On the night before the first day of classes, students at the University of North Carolina at Chapel Hill held a protest to call for the removal of "Silent Sam," the University's Confederate monument sitting on the north side of campus. By the end of the night, the monument was toppled to the ground.
As a person raised by a black woman who grew up in the civil rights movement and a long-time advocate for racial justice and ending white silence around it, I was well aware of UNC's racist history and present upon arriving to campus this August for my first year. Naturally, I made plans to attend the "Not One Left Standing" protest in solidarity with Maya Little, a UNC student who faces criminal charges for covering Silent Sam with her own blood in protest, within my first few days on campus. What I didn't know was that I would experience not only Tar Heel but American history before even stepping foot in my first class.
Before the protest surrounding the statue, Maya Little spoke at a brief rally across the street at the Peace and Justice Plaza. Little told the crowd the story of James Lewis Cates, a black man who was killed by white supremacists in the middle of UNC's campus in 1970. In 1971, protesters gathered in a similar fashion around the Confederate monument to call for the replacement of Silent Sam with a memorial for Cates. Almost half a century later, Maya Little spoke to mobilize the crowd to call for the same thing.

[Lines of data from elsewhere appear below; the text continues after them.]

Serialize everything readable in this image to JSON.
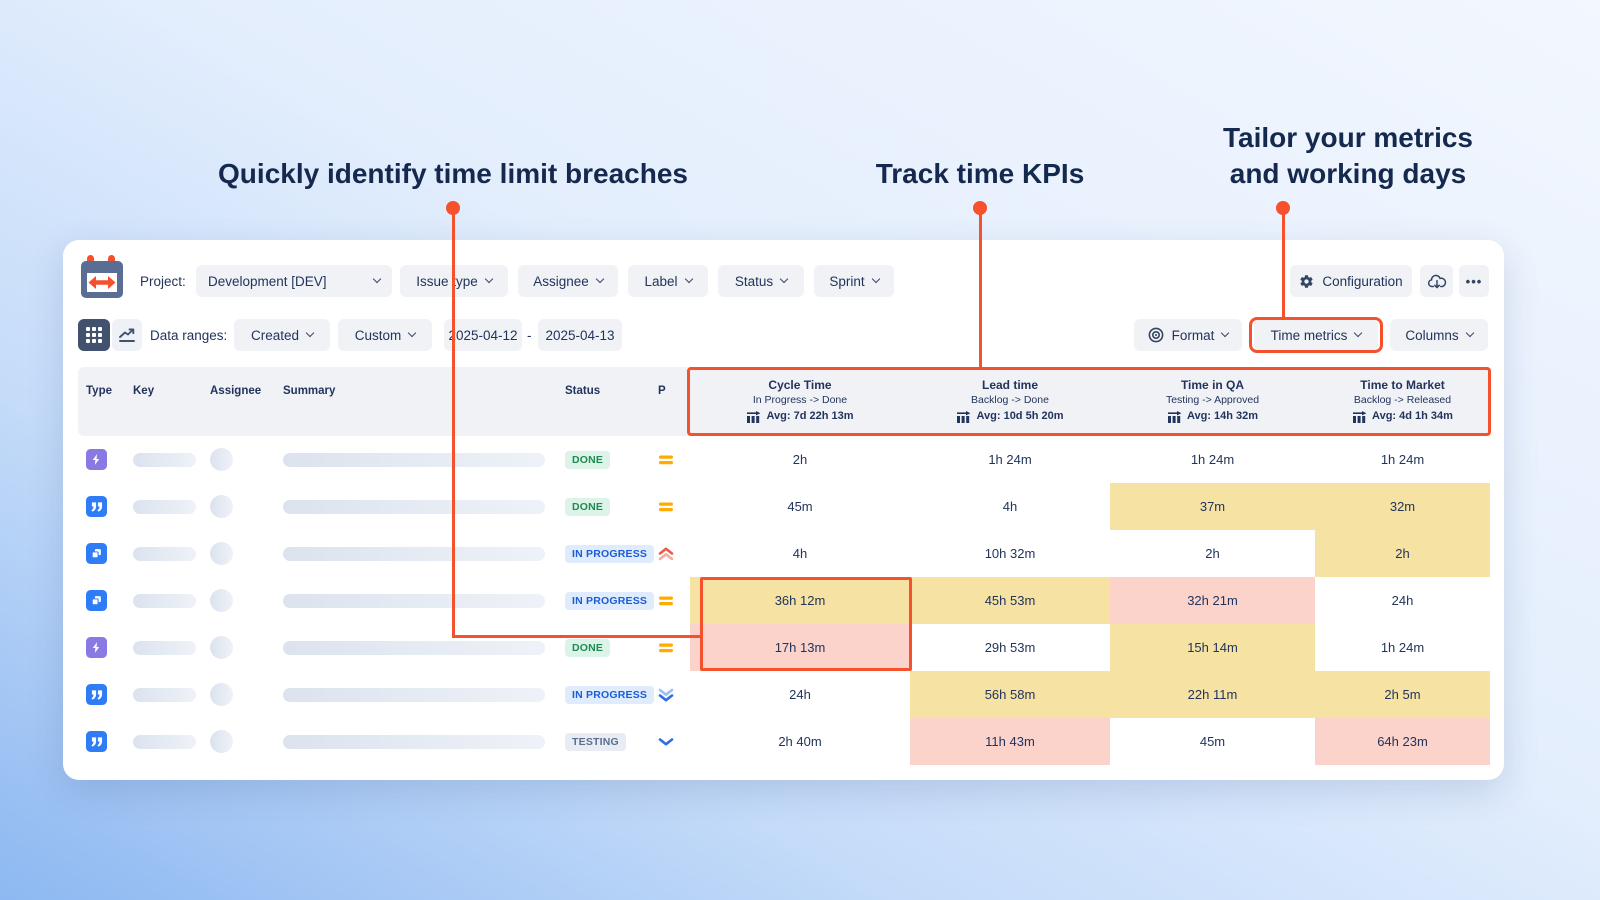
{
  "annotations": {
    "breaches": "Quickly identify time limit breaches",
    "kpis": "Track time KPIs",
    "tailor_line1": "Tailor your metrics",
    "tailor_line2": "and working days"
  },
  "toolbar": {
    "project_label": "Project:",
    "project_value": "Development [DEV]",
    "filters": [
      "Issue type",
      "Assignee",
      "Label",
      "Status",
      "Sprint"
    ],
    "configuration_label": "Configuration",
    "more_label": "•••"
  },
  "toolbar2": {
    "data_ranges_label": "Data ranges:",
    "range_field": "Created",
    "range_mode": "Custom",
    "date_from": "2025-04-12",
    "date_separator": "-",
    "date_to": "2025-04-13",
    "format_label": "Format",
    "time_metrics_label": "Time metrics",
    "columns_label": "Columns"
  },
  "table": {
    "columns": [
      "Type",
      "Key",
      "Assignee",
      "Summary",
      "Status",
      "P"
    ],
    "metrics": [
      {
        "title": "Cycle Time",
        "transition": "In Progress -> Done",
        "avg": "Avg: 7d 22h 13m"
      },
      {
        "title": "Lead time",
        "transition": "Backlog -> Done",
        "avg": "Avg: 10d 5h 20m"
      },
      {
        "title": "Time in QA",
        "transition": "Testing -> Approved",
        "avg": "Avg: 14h 32m"
      },
      {
        "title": "Time to Market",
        "transition": "Backlog -> Released",
        "avg": "Avg: 4d 1h 34m"
      }
    ],
    "rows": [
      {
        "type": "bolt",
        "status": "DONE",
        "status_kind": "done",
        "priority": "medium",
        "values": [
          "2h",
          "1h 24m",
          "1h 24m",
          "1h 24m"
        ],
        "cell_bg": [
          "white",
          "white",
          "white",
          "white"
        ]
      },
      {
        "type": "quote",
        "status": "DONE",
        "status_kind": "done",
        "priority": "medium",
        "values": [
          "45m",
          "4h",
          "37m",
          "32m"
        ],
        "cell_bg": [
          "white",
          "white",
          "yellow",
          "yellow"
        ]
      },
      {
        "type": "pages",
        "status": "IN PROGRESS",
        "status_kind": "inprogress",
        "priority": "highest",
        "values": [
          "4h",
          "10h 32m",
          "2h",
          "2h"
        ],
        "cell_bg": [
          "white",
          "white",
          "white",
          "yellow"
        ]
      },
      {
        "type": "pages",
        "status": "IN PROGRESS",
        "status_kind": "inprogress",
        "priority": "medium",
        "values": [
          "36h 12m",
          "45h 53m",
          "32h 21m",
          "24h"
        ],
        "cell_bg": [
          "yellow",
          "yellow",
          "pink",
          "white"
        ]
      },
      {
        "type": "bolt",
        "status": "DONE",
        "status_kind": "done",
        "priority": "medium",
        "values": [
          "17h 13m",
          "29h 53m",
          "15h 14m",
          "1h 24m"
        ],
        "cell_bg": [
          "pink",
          "white",
          "yellow",
          "white"
        ]
      },
      {
        "type": "quote",
        "status": "IN PROGRESS",
        "status_kind": "inprogress",
        "priority": "lowest",
        "values": [
          "24h",
          "56h 58m",
          "22h 11m",
          "2h 5m"
        ],
        "cell_bg": [
          "white",
          "yellow",
          "yellow",
          "yellow"
        ]
      },
      {
        "type": "quote",
        "status": "TESTING",
        "status_kind": "testing",
        "priority": "low",
        "values": [
          "2h 40m",
          "11h 43m",
          "45m",
          "64h 23m"
        ],
        "cell_bg": [
          "white",
          "pink",
          "white",
          "pink"
        ]
      }
    ]
  },
  "colors": {
    "accent": "#f4512c",
    "warn_cell_bg": "#f6e2a2",
    "breach_cell_bg": "#fbd3cb",
    "navy_text": "#22345c",
    "done_badge": "#1f8a55",
    "inprogress_badge": "#1d5cd7",
    "testing_badge": "#57708f",
    "priority_medium": "#ffab00",
    "priority_high": "#ec5b4d",
    "priority_low": "#2e6fe3"
  }
}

Silent Sam, like most other Confederate monuments, was erected in the Jim Crow Era as a way to disenfranchise and alienate black people. In fact, in his 1913 dedication speech, Julian Carr exclaimed, "One hundred yards from where we stand, I horse-whipped a negro wench until her skirts hung in shreds because she had maligned and insulted a Southern lady, and then rushed for protection to these university buildings where was stationed a garrison of 100 Federal soldiers. I performed the pleasing duty in the immediate presence of the entire garrison."
For over a century, Silent Sam's presence on campus has served as a constant reminder to black students that the University values those who enslaved their ancestors over its present students' well being. But not anymore.
Statues come down, you just have to pull. And that's what protesters did until Silent Sam's face was in the dirt, where it belongs.
UNC issued a statement shortly after the monument came down stating "Tonight's actions were dangerous..." However, a school that prides itself on "light and liberty" still fails to see how upholding white supremacy on campus is dangerous to their black and brown students.
So what happens now? Realistically, the University will probably rebuild the statue and tack on more money to the $393,000 they have already spent in maintaining the statue just in this past year. But ideally, UNC will put their students before their donors for once and memorialize black lives on campus.
But if they don't, there's no doubt that Silent Sam will continue to fall, because "There ain't no power like the power of the people 'cause the power of the people don't stop."